Additional services could include an Individualized Education Plan (IEP) or a 504 Plan. A 504 plan lists your child’s disability and how the school can help. An IEP is a legal document that tells the school what it must do to help meet your child’s needs. These programs are developed with help from administrators, teachers, and parents.

More information on IEPs can be found at the National Dissemination Center for Children with Disabilities (NICHCY) website and information on 504 plans is available on the U.S. Department of Education website. It is important to work with your child’s school to explore these options.

Participate in Family and Social Activities

Having a chance to socialize is just as important for your child as having a chance to succeed in school. With limited social involvement inside and outside of school, students with CFS may feel isolated from their friends and peers.
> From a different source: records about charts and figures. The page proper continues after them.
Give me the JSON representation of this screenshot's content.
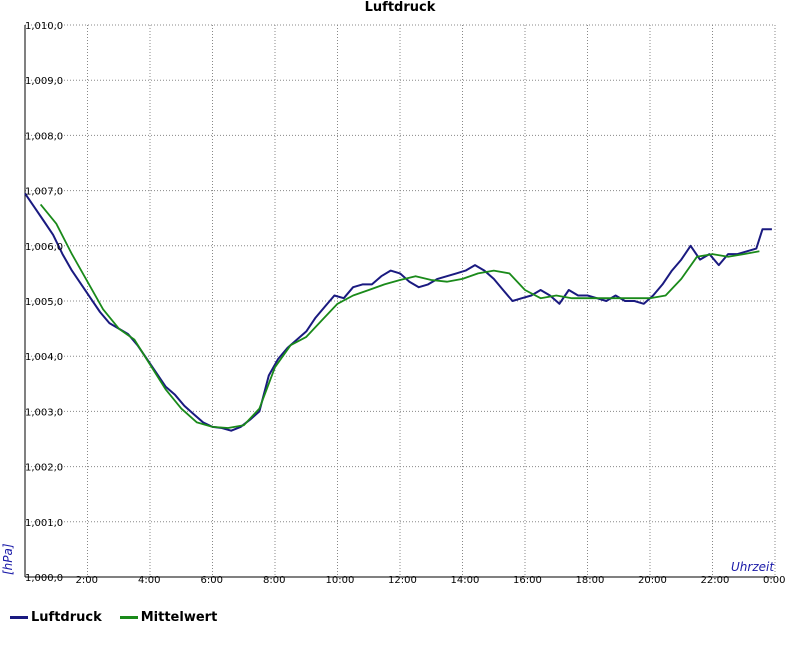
{
  "chart_data": {
    "type": "line",
    "title": "Luftdruck",
    "xlabel": "Uhrzeit",
    "ylabel": "[hPa]",
    "xlim": [
      0,
      24
    ],
    "ylim": [
      1000,
      1010
    ],
    "grid": true,
    "legend_position": "bottom-left",
    "x_ticks": [
      {
        "value": 2,
        "label": "2:00"
      },
      {
        "value": 4,
        "label": "4:00"
      },
      {
        "value": 6,
        "label": "6:00"
      },
      {
        "value": 8,
        "label": "8:00"
      },
      {
        "value": 10,
        "label": "10:00"
      },
      {
        "value": 12,
        "label": "12:00"
      },
      {
        "value": 14,
        "label": "14:00"
      },
      {
        "value": 16,
        "label": "16:00"
      },
      {
        "value": 18,
        "label": "18:00"
      },
      {
        "value": 20,
        "label": "20:00"
      },
      {
        "value": 22,
        "label": "22:00"
      },
      {
        "value": 24,
        "label": "0:00"
      }
    ],
    "y_ticks": [
      {
        "value": 1000,
        "label": "1,000,0"
      },
      {
        "value": 1001,
        "label": "1,001,0"
      },
      {
        "value": 1002,
        "label": "1,002,0"
      },
      {
        "value": 1003,
        "label": "1,003,0"
      },
      {
        "value": 1004,
        "label": "1,004,0"
      },
      {
        "value": 1005,
        "label": "1,005,0"
      },
      {
        "value": 1006,
        "label": "1,006,0"
      },
      {
        "value": 1007,
        "label": "1,007,0"
      },
      {
        "value": 1008,
        "label": "1,008,0"
      },
      {
        "value": 1009,
        "label": "1,009,0"
      },
      {
        "value": 1010,
        "label": "1,010,0"
      }
    ],
    "series": [
      {
        "name": "Luftdruck",
        "color": "#1a1a80",
        "x": [
          0,
          0.3,
          0.6,
          0.9,
          1.2,
          1.5,
          1.8,
          2.1,
          2.4,
          2.7,
          3.0,
          3.3,
          3.6,
          3.9,
          4.2,
          4.5,
          4.8,
          5.1,
          5.4,
          5.7,
          6.0,
          6.3,
          6.6,
          6.9,
          7.2,
          7.5,
          7.8,
          8.1,
          8.4,
          8.7,
          9.0,
          9.3,
          9.6,
          9.9,
          10.2,
          10.5,
          10.8,
          11.1,
          11.4,
          11.7,
          12.0,
          12.3,
          12.6,
          12.9,
          13.2,
          13.5,
          13.8,
          14.1,
          14.4,
          14.7,
          15.0,
          15.3,
          15.6,
          15.9,
          16.2,
          16.5,
          16.8,
          17.1,
          17.4,
          17.7,
          18.0,
          18.3,
          18.6,
          18.9,
          19.2,
          19.5,
          19.8,
          20.1,
          20.4,
          20.7,
          21.0,
          21.3,
          21.6,
          21.9,
          22.2,
          22.5,
          22.8,
          23.1,
          23.4,
          23.6,
          23.9
        ],
        "values": [
          1006.95,
          1006.7,
          1006.45,
          1006.2,
          1005.85,
          1005.55,
          1005.3,
          1005.05,
          1004.8,
          1004.6,
          1004.5,
          1004.4,
          1004.2,
          1003.95,
          1003.7,
          1003.45,
          1003.3,
          1003.1,
          1002.95,
          1002.8,
          1002.72,
          1002.7,
          1002.65,
          1002.72,
          1002.85,
          1003.0,
          1003.65,
          1003.95,
          1004.15,
          1004.3,
          1004.45,
          1004.7,
          1004.9,
          1005.1,
          1005.05,
          1005.25,
          1005.3,
          1005.3,
          1005.45,
          1005.55,
          1005.5,
          1005.35,
          1005.25,
          1005.3,
          1005.4,
          1005.45,
          1005.5,
          1005.55,
          1005.65,
          1005.55,
          1005.4,
          1005.2,
          1005.0,
          1005.05,
          1005.1,
          1005.2,
          1005.1,
          1004.95,
          1005.2,
          1005.1,
          1005.1,
          1005.05,
          1005.0,
          1005.1,
          1005.0,
          1005.0,
          1004.95,
          1005.1,
          1005.3,
          1005.55,
          1005.75,
          1006.0,
          1005.75,
          1005.85,
          1005.65,
          1005.85,
          1005.85,
          1005.9,
          1005.95,
          1006.3,
          1006.3
        ]
      },
      {
        "name": "Mittelwert",
        "color": "#1a8a1a",
        "x": [
          0.5,
          1.0,
          1.5,
          2.0,
          2.5,
          3.0,
          3.5,
          4.0,
          4.5,
          5.0,
          5.5,
          6.0,
          6.5,
          7.0,
          7.5,
          8.0,
          8.5,
          9.0,
          9.5,
          10.0,
          10.5,
          11.0,
          11.5,
          12.0,
          12.5,
          13.0,
          13.5,
          14.0,
          14.5,
          15.0,
          15.5,
          16.0,
          16.5,
          17.0,
          17.5,
          18.0,
          18.5,
          19.0,
          19.5,
          20.0,
          20.5,
          21.0,
          21.5,
          22.0,
          22.5,
          23.0,
          23.5
        ],
        "values": [
          1006.75,
          1006.4,
          1005.85,
          1005.35,
          1004.85,
          1004.5,
          1004.3,
          1003.85,
          1003.4,
          1003.05,
          1002.8,
          1002.72,
          1002.7,
          1002.75,
          1003.05,
          1003.8,
          1004.2,
          1004.35,
          1004.65,
          1004.95,
          1005.1,
          1005.2,
          1005.3,
          1005.38,
          1005.45,
          1005.38,
          1005.35,
          1005.4,
          1005.5,
          1005.55,
          1005.5,
          1005.2,
          1005.05,
          1005.1,
          1005.05,
          1005.05,
          1005.05,
          1005.05,
          1005.05,
          1005.05,
          1005.1,
          1005.4,
          1005.8,
          1005.85,
          1005.8,
          1005.85,
          1005.9
        ]
      }
    ]
  }
}
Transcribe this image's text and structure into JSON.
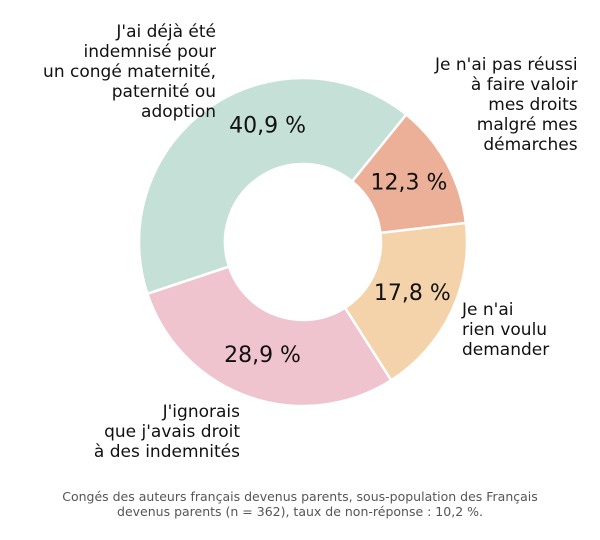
{
  "chart_data": {
    "type": "pie",
    "donut": true,
    "slices": [
      {
        "label": "Je n'ai pas réussi\nà faire valoir\nmes droits\nmalgré mes\ndémarches",
        "value": 12.3,
        "value_label": "12,3 %",
        "color": "#ebb097"
      },
      {
        "label": "Je n'ai\nrien voulu\ndemander",
        "value": 17.8,
        "value_label": "17,8 %",
        "color": "#f5d3aa"
      },
      {
        "label": "J'ignorais\nque j'avais droit\nà des indemnités",
        "value": 28.9,
        "value_label": "28,9 %",
        "color": "#f0c4cf"
      },
      {
        "label": "J'ai déjà été\nindemnisé pour\nun congé maternité,\npaternité ou\nadoption",
        "value": 40.9,
        "value_label": "40,9 %",
        "color": "#c5e0d6"
      }
    ],
    "caption": "Congés des auteurs français devenus parents, sous-population des Français\ndevenus parents (n = 362), taux de non-réponse : 10,2 %."
  }
}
It can be challenging for families to be involved in social events or family activities. However, these activities are essential for the well-being of the child and family. Some families may find it helpful to connect with support groups to talk with other families who have a child with CFS.

Children with CFS may not be able to attend classes on a regular basis or stay for a full school day. Therefore, it’s important to talk to your child’s school about opportunities for your child to interact with peers. For example, the school could allow your child to participate in after-school activities or attend lunch periods.